There exist plenty of authentication schemes which prevent password transfer and/or allow third-party servers to be used for authentication. Google seems to have chosen the worst least appropriate variant instead.

Google is known for non-standard technical and business solutions. And they mostly work for users' and Google's own benefits. But some solutions seem not just to be not tested, but not to pass any sanity check.

Friday, February 6, 2015

Come as you are

Any authorization (and to some extent authentication) is based on one or more of three elephants (and a turtle): "what you know", "what you have" and "what you are".

All those three components were used since prehistoric times. Passwords, keys on the keyring, secret signs or labels on the skin (including tattoos) - these are the widely used examples of those three types of authentication.

"What you know" in the digital age is something that is extremely easy to disclose. Passwords are hard to remember and easy to steal. While still being used, they are now complemented by other factors to form multifactor authentication.

The article on CIO has an excellent overview of methods and technologies to authenticate you based on what you are and to some extent on what you have. Not only body parts themselves are expected, but also the way they function. Heartbeat and brain waves - they seem to be the most advanced authentication sources for today.

Yet it remains unclear, how the freshness of the data can be ensured. A computer system receives authentication data from the person by digitizing them and comparing them to the stored patterns. Potentially the data can be intercepted while in transit and then replayed later for false authentication.

And even worse, fingerprints and iris pictures can be captured distantly by using powerful photo cameras and then misused.

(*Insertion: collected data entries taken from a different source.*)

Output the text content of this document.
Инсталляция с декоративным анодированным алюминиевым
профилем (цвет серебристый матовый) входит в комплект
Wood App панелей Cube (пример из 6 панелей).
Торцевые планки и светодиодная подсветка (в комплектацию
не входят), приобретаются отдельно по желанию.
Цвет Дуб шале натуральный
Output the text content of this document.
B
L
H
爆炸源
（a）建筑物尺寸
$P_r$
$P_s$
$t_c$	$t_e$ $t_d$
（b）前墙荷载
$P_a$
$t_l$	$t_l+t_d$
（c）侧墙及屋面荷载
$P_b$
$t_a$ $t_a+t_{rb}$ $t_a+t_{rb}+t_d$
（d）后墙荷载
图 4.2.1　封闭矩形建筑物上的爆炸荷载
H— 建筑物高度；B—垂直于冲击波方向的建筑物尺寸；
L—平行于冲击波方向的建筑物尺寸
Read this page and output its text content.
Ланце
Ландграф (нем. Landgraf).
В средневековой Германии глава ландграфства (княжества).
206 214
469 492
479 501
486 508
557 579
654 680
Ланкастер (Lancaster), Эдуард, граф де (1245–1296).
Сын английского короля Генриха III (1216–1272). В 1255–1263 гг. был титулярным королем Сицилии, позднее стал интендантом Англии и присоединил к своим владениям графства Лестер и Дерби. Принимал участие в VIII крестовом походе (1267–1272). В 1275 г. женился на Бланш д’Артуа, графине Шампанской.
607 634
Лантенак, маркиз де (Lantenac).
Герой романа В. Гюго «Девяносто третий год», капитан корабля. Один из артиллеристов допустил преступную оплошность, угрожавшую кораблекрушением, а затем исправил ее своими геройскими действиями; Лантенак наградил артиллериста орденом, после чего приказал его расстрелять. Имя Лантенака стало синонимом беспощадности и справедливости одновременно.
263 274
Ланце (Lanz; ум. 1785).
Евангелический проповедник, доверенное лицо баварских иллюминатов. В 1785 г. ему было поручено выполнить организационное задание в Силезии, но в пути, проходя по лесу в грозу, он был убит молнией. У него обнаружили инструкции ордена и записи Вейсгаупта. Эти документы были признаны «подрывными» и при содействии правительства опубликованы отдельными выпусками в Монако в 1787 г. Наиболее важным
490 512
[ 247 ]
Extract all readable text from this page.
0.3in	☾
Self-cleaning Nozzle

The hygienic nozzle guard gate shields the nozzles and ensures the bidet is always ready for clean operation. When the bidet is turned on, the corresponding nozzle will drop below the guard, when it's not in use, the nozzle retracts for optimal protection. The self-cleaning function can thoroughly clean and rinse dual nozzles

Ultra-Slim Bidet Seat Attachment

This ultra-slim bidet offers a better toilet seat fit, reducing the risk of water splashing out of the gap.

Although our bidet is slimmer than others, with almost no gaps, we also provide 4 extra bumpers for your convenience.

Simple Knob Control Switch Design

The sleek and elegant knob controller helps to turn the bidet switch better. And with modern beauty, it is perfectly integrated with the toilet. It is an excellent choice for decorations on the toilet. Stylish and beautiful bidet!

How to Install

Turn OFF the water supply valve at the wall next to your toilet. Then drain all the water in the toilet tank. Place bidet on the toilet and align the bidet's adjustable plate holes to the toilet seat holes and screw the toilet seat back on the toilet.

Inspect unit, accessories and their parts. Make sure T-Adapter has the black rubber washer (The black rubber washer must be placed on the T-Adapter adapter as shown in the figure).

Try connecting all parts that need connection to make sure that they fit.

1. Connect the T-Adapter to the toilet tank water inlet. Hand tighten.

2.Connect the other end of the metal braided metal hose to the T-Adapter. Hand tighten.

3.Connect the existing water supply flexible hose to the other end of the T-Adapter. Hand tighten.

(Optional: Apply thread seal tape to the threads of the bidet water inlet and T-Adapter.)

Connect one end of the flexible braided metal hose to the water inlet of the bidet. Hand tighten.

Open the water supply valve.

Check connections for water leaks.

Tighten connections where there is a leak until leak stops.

The only way I can think about right now is a challenge-response mechanism that measures how the person reacts to certain stimuli such as certain light flash pattern (when inspecting iris) or math problem that the user has to solve (when capturing brain waves).

Saturday, January 10, 2015

Working in public places? Think again.


For decades remote capturing of the data (first from people or TV set talking, then from the working computer) was an effective way for political and business espionage. We saw methods to capture sounds, CRT emission, keyboard clicks etc. Tablets and low-power notebooks give much less information to outside world, yet the spies don't calm down and try to capture even tiny bits of electronic emissions hoping to grab your passwords or even more valuable information.

Though I am a bit skeptical about real-world use of these attacks, you still need to be careful when working with confidential information in public. It is also important to mention that rubber-hose cryptanalysis remains effective and if you have logged into your banking account and the attacker knows that you have a fortune in the bank, it makes sense for him to just grab your notebook and run.